Jessica Fuller • Updated Mar 16, 2018 at 8:13 AM

Gerald Sensabaugh’s lawsuit against the Washington County school system is scheduled for trial about a year-and-a-half from now, but a U.S. District judge ordered both parties to consider letting a magistrate judge handle the case in an order filed in federal court Thursday.

The trial is scheduled for Sept. 10, 2019, in Knoxville, according to the documents. Along with the court date and instructions for pretrial, U.S. District Judge Pamela Reeves ordered that both parties discuss consenting to a magistrate judge’s authority on the matter.

Magistrate judges are appointed by a majority vote of district judges, and function like assistants to district judges.
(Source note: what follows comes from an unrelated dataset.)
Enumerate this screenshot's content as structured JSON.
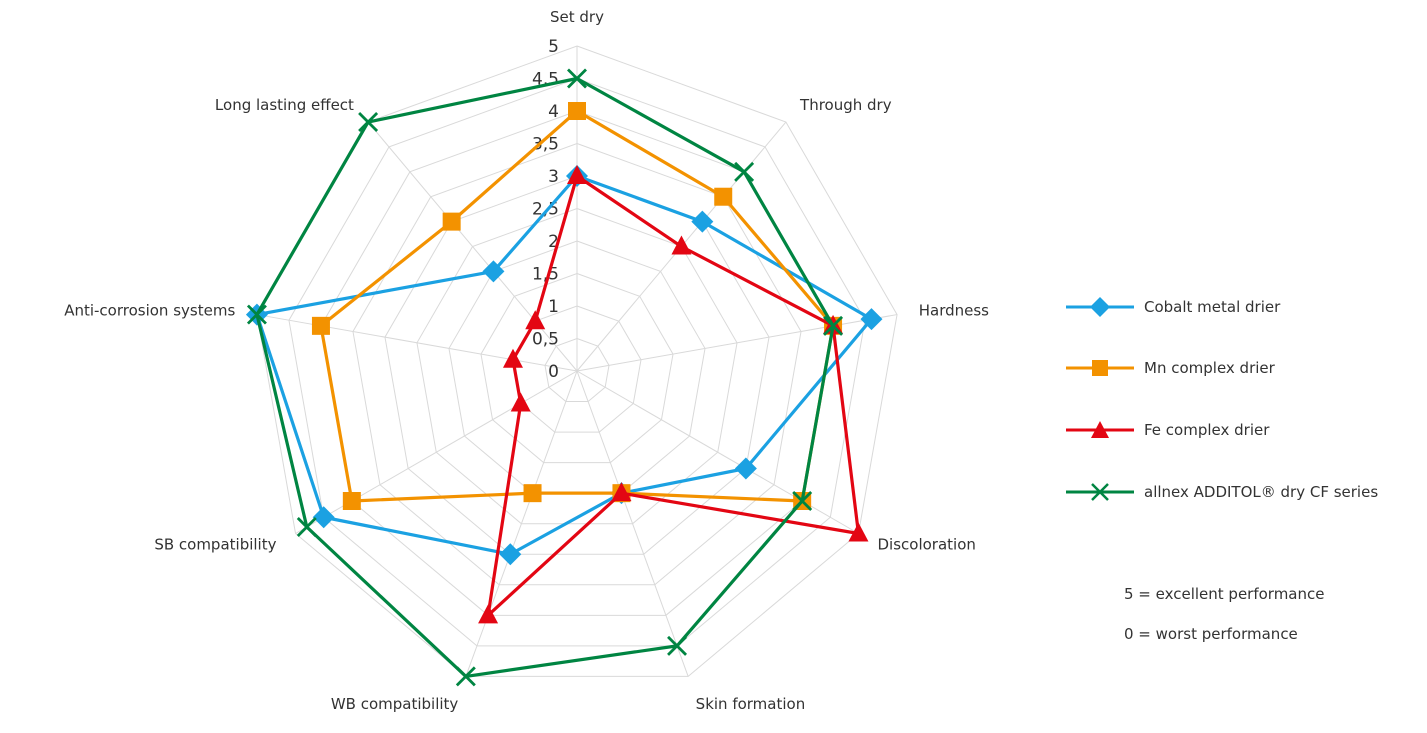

Because a district judge’s docket can easily fill with felony criminal trials due to the right to a speedy trial, magistrate judges can take over cases such as civil disputes to lighten the load for district judges and get an earlier trial for those involved in the case. 
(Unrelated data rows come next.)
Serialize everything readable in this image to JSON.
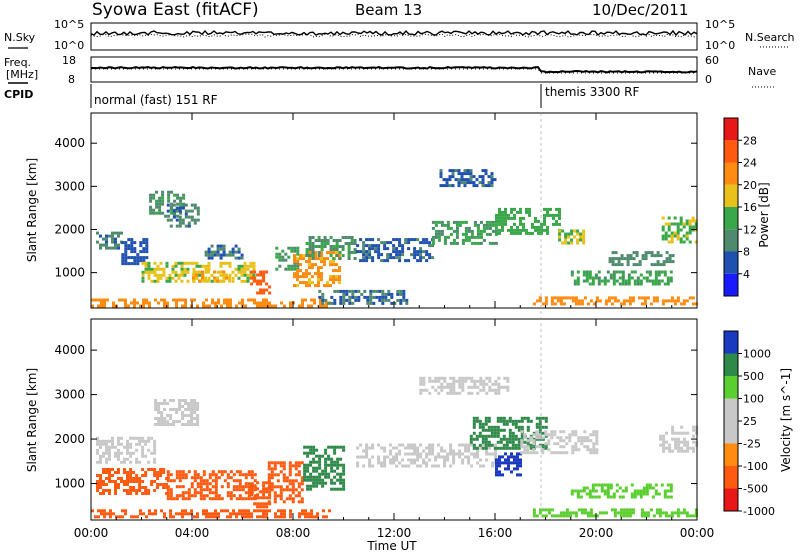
{
  "header": {
    "station": "Syowa East (fitACF)",
    "beam": "Beam 13",
    "date": "10/Dec/2011"
  },
  "labels": {
    "nsky": "N.Sky",
    "nsearch": "N.Search",
    "freq": "Freq.",
    "freq_unit": "[MHz]",
    "nave": "Nave",
    "cpid": "CPID",
    "exp_1": "normal (fast) 151 RF",
    "exp_2": "themis 3300 RF",
    "noise_top_left": "10^5",
    "noise_bot_left": "10^0",
    "noise_top_right": "10^5",
    "noise_bot_right": "10^0",
    "freq_top": "18",
    "freq_bot": "8",
    "nave_top": "60",
    "nave_bot": "0",
    "xlabel": "Time UT",
    "ylabel": "Slant Range [km]"
  },
  "colors": {
    "power": [
      "#1a1aff",
      "#2050b0",
      "#4f8a6e",
      "#3aa84a",
      "#e8c21a",
      "#ff8c10",
      "#ff5a10",
      "#e81818"
    ],
    "velocity": [
      "#e81818",
      "#ff5a10",
      "#ff8c10",
      "#c8c8c8",
      "#c8c8c8",
      "#5ccf30",
      "#2f8a4a",
      "#1a3ac0"
    ]
  },
  "chart_data": [
    {
      "type": "heatmap",
      "name": "power",
      "xlabel": "Time UT",
      "ylabel": "Slant Range [km]",
      "xticks": [
        "00:00",
        "04:00",
        "08:00",
        "12:00",
        "16:00",
        "20:00",
        "00:00"
      ],
      "xlim": [
        0,
        24
      ],
      "yticks": [
        1000,
        2000,
        3000,
        4000
      ],
      "ylim": [
        180,
        4700
      ],
      "colorbar": {
        "label": "Power [dB]",
        "tick_labels": [
          "4",
          "8",
          "12",
          "16",
          "20",
          "24",
          "28"
        ],
        "range": [
          0,
          32
        ]
      },
      "patches": [
        {
          "t": [
            0.2,
            1.2
          ],
          "r": [
            1550,
            1950
          ],
          "v": 9
        },
        {
          "t": [
            1.2,
            2.2
          ],
          "r": [
            1200,
            1800
          ],
          "v": 6
        },
        {
          "t": [
            2.3,
            3.7
          ],
          "r": [
            2300,
            2900
          ],
          "v": 11
        },
        {
          "t": [
            3.0,
            4.2
          ],
          "r": [
            2100,
            2600
          ],
          "v": 9
        },
        {
          "t": [
            2.0,
            6.5
          ],
          "r": [
            780,
            1250
          ],
          "v": 17
        },
        {
          "t": [
            4.0,
            5.5
          ],
          "r": [
            800,
            1050
          ],
          "v": 20
        },
        {
          "t": [
            4.5,
            6.0
          ],
          "r": [
            1350,
            1650
          ],
          "v": 8
        },
        {
          "t": [
            6.3,
            7.1
          ],
          "r": [
            550,
            1050
          ],
          "v": 26
        },
        {
          "t": [
            7.3,
            8.2
          ],
          "r": [
            1050,
            1600
          ],
          "v": 12
        },
        {
          "t": [
            8.0,
            9.8
          ],
          "r": [
            700,
            1500
          ],
          "v": 21
        },
        {
          "t": [
            8.5,
            10.5
          ],
          "r": [
            1300,
            1850
          ],
          "v": 11
        },
        {
          "t": [
            0.0,
            9.5
          ],
          "r": [
            240,
            400
          ],
          "v": 22
        },
        {
          "t": [
            9.0,
            12.5
          ],
          "r": [
            260,
            600
          ],
          "v": 8
        },
        {
          "t": [
            10.5,
            13.5
          ],
          "r": [
            1300,
            1800
          ],
          "v": 7
        },
        {
          "t": [
            13.5,
            16.0
          ],
          "r": [
            1700,
            2200
          ],
          "v": 12
        },
        {
          "t": [
            13.8,
            16.0
          ],
          "r": [
            3000,
            3400
          ],
          "v": 7
        },
        {
          "t": [
            16.0,
            18.5
          ],
          "r": [
            1900,
            2500
          ],
          "v": 14
        },
        {
          "t": [
            18.5,
            19.5
          ],
          "r": [
            1700,
            2000
          ],
          "v": 16
        },
        {
          "t": [
            19.0,
            23.0
          ],
          "r": [
            750,
            1050
          ],
          "v": 13
        },
        {
          "t": [
            20.5,
            23.0
          ],
          "r": [
            1200,
            1500
          ],
          "v": 10
        },
        {
          "t": [
            22.6,
            24.0
          ],
          "r": [
            1700,
            2300
          ],
          "v": 15
        },
        {
          "t": [
            17.5,
            24.0
          ],
          "r": [
            250,
            450
          ],
          "v": 22
        }
      ]
    },
    {
      "type": "heatmap",
      "name": "velocity",
      "xlabel": "Time UT",
      "ylabel": "Slant Range [km]",
      "xticks": [
        "00:00",
        "04:00",
        "08:00",
        "12:00",
        "16:00",
        "20:00",
        "00:00"
      ],
      "xlim": [
        0,
        24
      ],
      "yticks": [
        1000,
        2000,
        3000,
        4000
      ],
      "ylim": [
        180,
        4700
      ],
      "colorbar": {
        "label": "Velocity [m s^-1]",
        "tick_labels": [
          "1000",
          "500",
          "100",
          "25",
          "-25",
          "-100",
          "-500",
          "-1000"
        ]
      },
      "patches": [
        {
          "t": [
            0.2,
            2.5
          ],
          "r": [
            1450,
            2050
          ],
          "v": -20
        },
        {
          "t": [
            2.5,
            4.2
          ],
          "r": [
            2300,
            2900
          ],
          "v": 0
        },
        {
          "t": [
            0.2,
            3.0
          ],
          "r": [
            800,
            1350
          ],
          "v": -200
        },
        {
          "t": [
            3.0,
            6.5
          ],
          "r": [
            650,
            1300
          ],
          "v": -180
        },
        {
          "t": [
            0.0,
            9.5
          ],
          "r": [
            240,
            420
          ],
          "v": -180
        },
        {
          "t": [
            6.3,
            7.1
          ],
          "r": [
            500,
            1050
          ],
          "v": -400
        },
        {
          "t": [
            7.0,
            8.4
          ],
          "r": [
            600,
            1500
          ],
          "v": -250
        },
        {
          "t": [
            8.4,
            10.0
          ],
          "r": [
            900,
            1850
          ],
          "v": 150
        },
        {
          "t": [
            10.5,
            16.0
          ],
          "r": [
            1400,
            1900
          ],
          "v": 0
        },
        {
          "t": [
            13.0,
            16.5
          ],
          "r": [
            3000,
            3400
          ],
          "v": 10
        },
        {
          "t": [
            15.0,
            18.0
          ],
          "r": [
            1800,
            2500
          ],
          "v": 250
        },
        {
          "t": [
            16.0,
            17.0
          ],
          "r": [
            1200,
            1700
          ],
          "v": 700
        },
        {
          "t": [
            17.0,
            20.0
          ],
          "r": [
            1700,
            2200
          ],
          "v": 0
        },
        {
          "t": [
            19.0,
            23.0
          ],
          "r": [
            700,
            1000
          ],
          "v": 60
        },
        {
          "t": [
            22.5,
            24.0
          ],
          "r": [
            1700,
            2300
          ],
          "v": 0
        },
        {
          "t": [
            17.5,
            24.0
          ],
          "r": [
            260,
            440
          ],
          "v": 50
        }
      ]
    }
  ]
}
Included in the order is a consent to magistrate judge form, which must be returned within 45 days of the order.

On Friday, the Washington County school board filed a motion to dismiss Sensabaugh’s lawsuit, which alleges the school board and Director of Schools Kimber Halliburton violated his free speech rights when they disciplined him last fall for raising concerns about the school system on social media.

The motion to dismiss the lawsuits states that Sensabaugh’s discipline — suspension with pay — doesn’t count as adverse action against him as it doesn’t affect his wages or benefits, and therefore his constitutional rights weren’t violated by the disciplinary action.

If Director of Schools Kimber Halliburton chose to terminate Sensabaugh, his termination would legally constitute as adverse action against him.

Coincidentally, Sensabaugh’s deadline to respond to an investigative report by attorney Phillip Baker, which recommended Sensabaugh’s termination, was Friday. The report alleged that Sensabaugh engaged in unprofessional, insubordinate, threatening and retaliatory behavior toward supervisors, staff and students while serving as head coach of the school’s football team.

Sensabaugh did not respond to the report.

Halliburton said in a letter to Sensabaugh that if he did not respond to the report, she would make a decision on his employment based on the findings of the Baker report.